La concezione di base è un grandioso elemento geometrico semovente, in grado di offrire tecnologica spettacolarità: una piramide circondata da quattro idoli colossali e 14 sfingi, realizzata con tubi di metallo dorato, lamine di rame e d’argento. Ruotando su se stessa, scopre ambienti diversi (la reggia, il tempio, l’aula di giudizio), in una mescolanza di astrazione e realismo, di suggestioni arcaiche e futuribili. Senza dubbio, il monumentale impianto scenico, armoniosamente integrato nello spazio architettonico dell’anfiteatro, è la componente più riuscita della produzione.
Il punto è che la regia, molto tradizionale come in tutti gli allestimenti di Zeffirelli, viene condizionata proprio da questa struttura che, impedendo l’azione in profondità, consente solo generici movimenti geometrici delle masse: da destra a sinistra e viceversa. Di conseguenza la tendenza all’accumulo è a tratti eccessiva e sconfina in un gusto figurativo da kolossal cinematografico anni Cinquanta. È anche vero, però, che quanto si vede è sempre in sintonia con i colori e le atmosfere evocati dalla musica. E quando l’opera si fa intimista e vengono in primo piano i confronti personali e passionali fra i personaggi, la regia e i calibrati giochi di luce si rivelano esemplari, suggestivi.
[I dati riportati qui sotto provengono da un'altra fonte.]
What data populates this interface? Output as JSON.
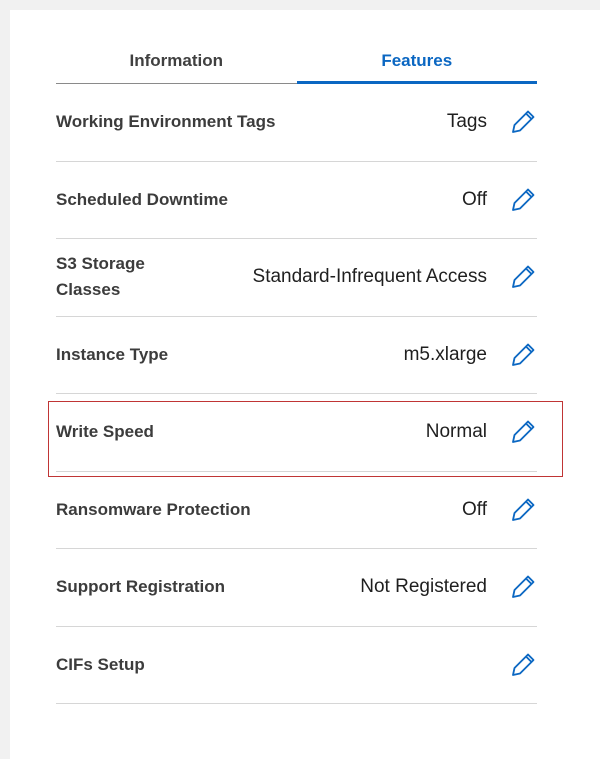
{
  "tabs": [
    {
      "label": "Information",
      "active": false
    },
    {
      "label": "Features",
      "active": true
    }
  ],
  "rows": [
    {
      "label": "Working Environment Tags",
      "value": "Tags"
    },
    {
      "label": "Scheduled Downtime",
      "value": "Off"
    },
    {
      "label": "S3 Storage Classes",
      "value": "Standard-Infrequent Access"
    },
    {
      "label": "Instance Type",
      "value": "m5.xlarge"
    },
    {
      "label": "Write Speed",
      "value": "Normal"
    },
    {
      "label": "Ransomware Protection",
      "value": "Off"
    },
    {
      "label": "Support Registration",
      "value": "Not Registered"
    },
    {
      "label": "CIFs Setup",
      "value": ""
    }
  ],
  "icons": {
    "edit": "pencil-icon"
  },
  "colors": {
    "accent": "#0b67c2",
    "highlight_border": "#c03535",
    "divider": "#d6d6d6"
  }
}
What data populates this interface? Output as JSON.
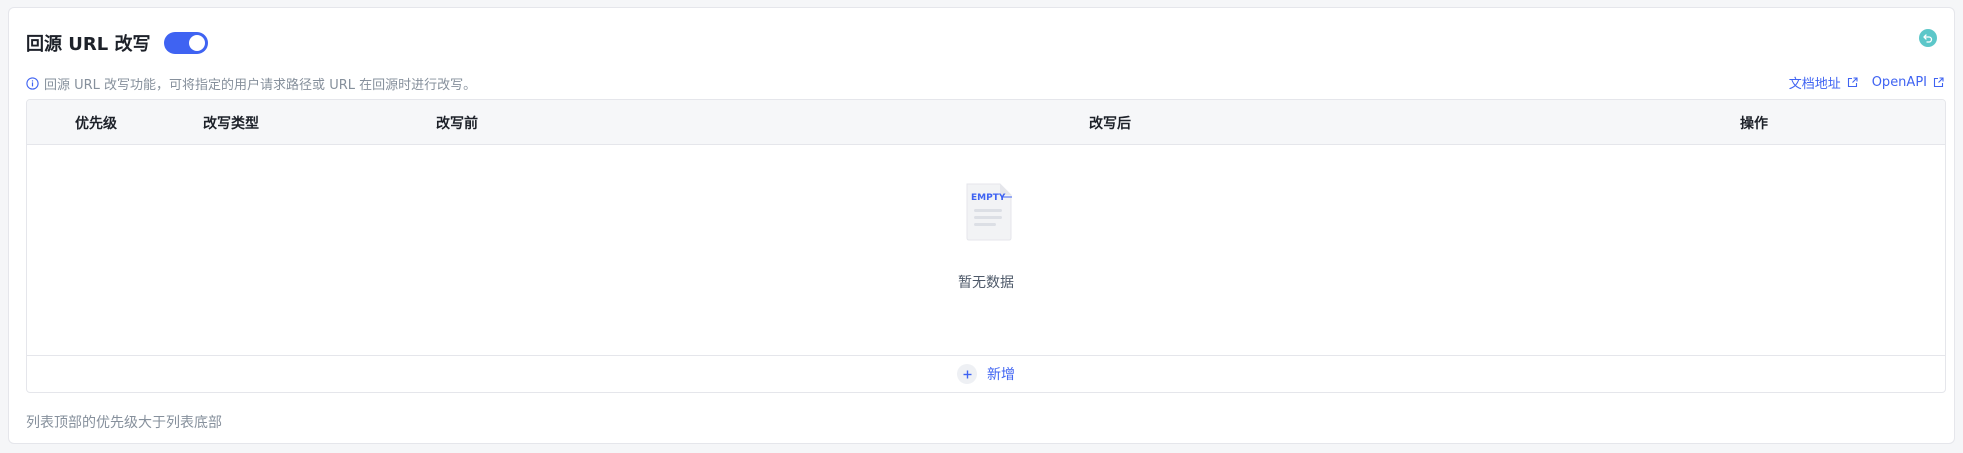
{
  "header": {
    "title": "回源 URL 改写",
    "toggle_on": true,
    "reset_icon": "undo-icon"
  },
  "info": {
    "icon": "info-icon",
    "text": "回源 URL 改写功能，可将指定的用户请求路径或 URL 在回源时进行改写。"
  },
  "links": {
    "docs_label": "文档地址",
    "openapi_label": "OpenAPI",
    "icon": "external-link-icon"
  },
  "table": {
    "columns": [
      "优先级",
      "改写类型",
      "改写前",
      "改写后",
      "操作"
    ],
    "rows": [],
    "empty_illustration_text": "EMPTY",
    "empty_text": "暂无数据",
    "add_label": "新增"
  },
  "footer": {
    "note": "列表顶部的优先级大于列表底部"
  },
  "colors": {
    "accent": "#3f63f2",
    "reset_button": "#5cc7c9"
  }
}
Per quanto questa ripresa non sia troppo accurata, l’effetto è sempre garantito, al pari del consenso del pubblico.

Sul podio ritroviamo Daniel Oren, un punto di riferimento ormai storico per le Aide veronesi. Il maestro israeliano conosce a menadito sia l’opera che lo spazio areniano, dove solitamente riesce a far valere senza problemi la sua concezione di Aida come affresco multiforme, realizzato attraverso una direzione composita e accentuata nei contrasti dinamici e cromatici, attenta alla forza del dramma come al versante lirico e lunare. In questa occasione, tuttavia, non tutto va per il verso giusto: si notano discontinuità nei tempi, improvvise accelerazioni, sparsi scollamenti col palcoscenico e, soprattutto, si intuisce un lavoro di concertazione poco approfondito con le voci. Nel cast ognuno fa quello che può e i risultati, in qualche caso, sono imbarazzanti.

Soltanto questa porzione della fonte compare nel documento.